The drink menu is pretty standard with hot green tea and thai-style tea as well as an assortment of smoothie-type drinks. I asked which smoothies were able to be made with no milk/yogurt etc. in them and the lady seemed kinda thrown for a bit, but told me that the lychee, pineapple, and coconut had no dairy in them. I went with the pineapple and it was pretty much what I wanted (fruit juice blended with ice). I did notice soybean milk on their takeout menu but it wasn't on their in-house menu; I will probably ask about that next time. My boyfriend got the hot green tea and was pleased with it. The tea mixture in the bag was leafy and had chunks of other things in there, and it was fragrant and tasty.

Since we've had more than our fill of Thai and Japanese on this street, we decided to order Korean dishes and get a maki roll as an appetizer. We went with the Cleveland Roll, which is BBQ eel tempura and cucumber rolled up with seared salmon and eel sauce on top. It was surprisingly good; the fish quality was decent and I liked the flavor of the seared salmon (it was flame-seared and slightly blackened in parts which I enjoy). There's not a roll like it at Pac East, and I'd probably get it again. Their specialty rolls are about 8 pieces to a roll and there's definitely enough going on with one that if you get that and a small salad or soup, you're good to go.

Our Korean entrees were delicious. I ordered the Kimchibokum, which was thinly-sliced pork and kimchi with pieces of tofu tossed in. They had a brown rice option which pleased me tremendously. I used to date a Korean and he taught me all about the proper way to do kimchi. Apparently his mother used to make it the old-school way, where you assemble the ingredients in a jar and bury the jar in your yard to ferment. I doubt this was buried kimchi, but it was very spicy and very good. My only complaint was there wasn't enough of it on the plate. The presentation was done on a sizzling skillet over a wooden board and I enjoyed it thoroughly. My boyfriend had the Spicy Seafood Noodle Soup, a Korean-style spiced soup with squid, scallops, shrimp, and veggies in it. He declared that it was also very good, but it wasn't as spicy as mine. I tried a bit of it and agreed with him. I could probably eat that Kimchibokum at least 3 times a week, it was that good.

I think the next time I'm over there I'm going to check out their green curry. I'm a huge fan of green curry and making a successful green curry still eludes me. Mint Cafe's green curry is fantastic, of course, and I'm curious to see if Tree Country's is any different.
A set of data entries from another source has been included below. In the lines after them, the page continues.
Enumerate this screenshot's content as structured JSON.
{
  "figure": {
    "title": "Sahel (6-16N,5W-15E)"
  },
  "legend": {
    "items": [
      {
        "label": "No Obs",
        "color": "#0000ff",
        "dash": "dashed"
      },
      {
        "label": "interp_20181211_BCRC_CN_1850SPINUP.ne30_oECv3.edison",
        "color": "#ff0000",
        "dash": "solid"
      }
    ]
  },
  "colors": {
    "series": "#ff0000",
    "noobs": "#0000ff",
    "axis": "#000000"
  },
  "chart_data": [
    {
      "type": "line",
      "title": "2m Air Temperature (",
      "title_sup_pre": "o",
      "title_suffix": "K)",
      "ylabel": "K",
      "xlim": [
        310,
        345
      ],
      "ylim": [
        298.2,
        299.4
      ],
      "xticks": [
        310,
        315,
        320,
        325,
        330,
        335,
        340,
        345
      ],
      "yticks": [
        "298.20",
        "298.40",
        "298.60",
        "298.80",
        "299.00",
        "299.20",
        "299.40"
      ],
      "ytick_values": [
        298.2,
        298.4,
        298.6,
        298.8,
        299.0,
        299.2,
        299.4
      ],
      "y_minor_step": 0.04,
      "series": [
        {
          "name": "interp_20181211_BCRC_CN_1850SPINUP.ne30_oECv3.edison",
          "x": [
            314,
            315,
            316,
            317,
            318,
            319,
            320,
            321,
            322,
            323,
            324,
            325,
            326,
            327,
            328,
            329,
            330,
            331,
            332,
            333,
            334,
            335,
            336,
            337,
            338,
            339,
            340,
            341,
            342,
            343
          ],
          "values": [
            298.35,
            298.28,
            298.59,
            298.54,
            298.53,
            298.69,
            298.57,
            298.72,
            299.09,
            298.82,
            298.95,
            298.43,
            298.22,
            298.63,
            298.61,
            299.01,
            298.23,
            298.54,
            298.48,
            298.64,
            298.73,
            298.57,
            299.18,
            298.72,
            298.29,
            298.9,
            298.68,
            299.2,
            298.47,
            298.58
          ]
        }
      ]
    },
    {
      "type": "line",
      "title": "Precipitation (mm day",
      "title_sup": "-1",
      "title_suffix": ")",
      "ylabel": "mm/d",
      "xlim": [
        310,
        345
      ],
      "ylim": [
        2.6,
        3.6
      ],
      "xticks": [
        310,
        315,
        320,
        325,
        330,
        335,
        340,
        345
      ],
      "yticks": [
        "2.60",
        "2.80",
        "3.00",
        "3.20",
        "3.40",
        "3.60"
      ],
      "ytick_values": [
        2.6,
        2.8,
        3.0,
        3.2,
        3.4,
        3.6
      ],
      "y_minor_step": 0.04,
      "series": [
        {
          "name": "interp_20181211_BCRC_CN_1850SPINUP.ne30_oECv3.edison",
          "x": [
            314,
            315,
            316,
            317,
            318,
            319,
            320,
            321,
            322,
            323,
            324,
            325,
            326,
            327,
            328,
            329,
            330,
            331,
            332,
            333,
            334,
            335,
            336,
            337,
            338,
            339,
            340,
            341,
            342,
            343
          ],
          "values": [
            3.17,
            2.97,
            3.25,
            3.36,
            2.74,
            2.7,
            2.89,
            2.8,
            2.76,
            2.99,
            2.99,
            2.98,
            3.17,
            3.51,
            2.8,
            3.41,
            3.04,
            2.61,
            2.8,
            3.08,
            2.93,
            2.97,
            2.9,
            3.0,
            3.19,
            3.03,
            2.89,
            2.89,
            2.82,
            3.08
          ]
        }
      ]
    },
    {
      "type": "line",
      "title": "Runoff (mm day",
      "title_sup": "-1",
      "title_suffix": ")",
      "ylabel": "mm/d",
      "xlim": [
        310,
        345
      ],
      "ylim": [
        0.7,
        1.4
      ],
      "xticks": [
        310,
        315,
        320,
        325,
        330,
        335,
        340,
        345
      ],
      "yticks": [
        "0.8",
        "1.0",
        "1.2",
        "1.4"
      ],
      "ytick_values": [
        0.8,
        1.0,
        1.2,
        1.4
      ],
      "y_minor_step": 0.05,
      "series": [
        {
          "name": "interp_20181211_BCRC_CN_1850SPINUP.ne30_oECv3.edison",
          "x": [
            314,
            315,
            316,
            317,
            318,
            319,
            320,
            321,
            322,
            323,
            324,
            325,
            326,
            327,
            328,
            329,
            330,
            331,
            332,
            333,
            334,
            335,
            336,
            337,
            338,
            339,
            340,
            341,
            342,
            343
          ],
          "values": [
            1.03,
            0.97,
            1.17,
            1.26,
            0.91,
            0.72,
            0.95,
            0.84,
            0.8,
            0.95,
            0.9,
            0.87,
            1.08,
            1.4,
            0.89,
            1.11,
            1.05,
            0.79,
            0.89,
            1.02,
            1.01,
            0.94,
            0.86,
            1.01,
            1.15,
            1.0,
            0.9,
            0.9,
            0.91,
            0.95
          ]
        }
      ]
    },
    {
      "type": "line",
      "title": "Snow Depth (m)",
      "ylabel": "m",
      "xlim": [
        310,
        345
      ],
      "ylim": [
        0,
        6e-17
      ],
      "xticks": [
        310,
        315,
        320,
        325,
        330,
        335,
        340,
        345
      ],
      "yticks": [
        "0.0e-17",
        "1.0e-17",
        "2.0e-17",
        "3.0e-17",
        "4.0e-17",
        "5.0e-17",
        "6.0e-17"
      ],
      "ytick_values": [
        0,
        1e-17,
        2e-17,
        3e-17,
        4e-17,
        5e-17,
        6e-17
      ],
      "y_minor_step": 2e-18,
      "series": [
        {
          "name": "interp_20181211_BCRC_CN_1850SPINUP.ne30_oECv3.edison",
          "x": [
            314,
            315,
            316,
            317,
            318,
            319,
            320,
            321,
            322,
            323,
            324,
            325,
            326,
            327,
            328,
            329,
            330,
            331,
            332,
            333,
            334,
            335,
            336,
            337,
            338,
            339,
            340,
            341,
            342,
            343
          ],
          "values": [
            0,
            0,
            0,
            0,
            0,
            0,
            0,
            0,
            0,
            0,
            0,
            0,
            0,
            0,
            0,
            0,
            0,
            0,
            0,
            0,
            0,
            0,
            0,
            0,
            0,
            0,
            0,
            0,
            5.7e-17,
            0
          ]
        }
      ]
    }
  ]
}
I admit have mixed feelings about this place. Pacific East and Mint Cafe are easily at the top of their game in their respective styles and each one is less than a block from Tree Country. The only thing Tree Country offers that they don't is their Korean-style fare, which admittedly is very good. Tree Country does have some unique specialty maki rolls, and their specialty roll prices are competitive with Pacific East's, but I think I'll still find myself heading over to Pac East for my Japanese fix and Mint Cafe for my Thai cravings. The Korean is not to be denied, though. If Tree Country can survive I'll definitely make a place for them in my Asian lineup based merely on their Korean fare.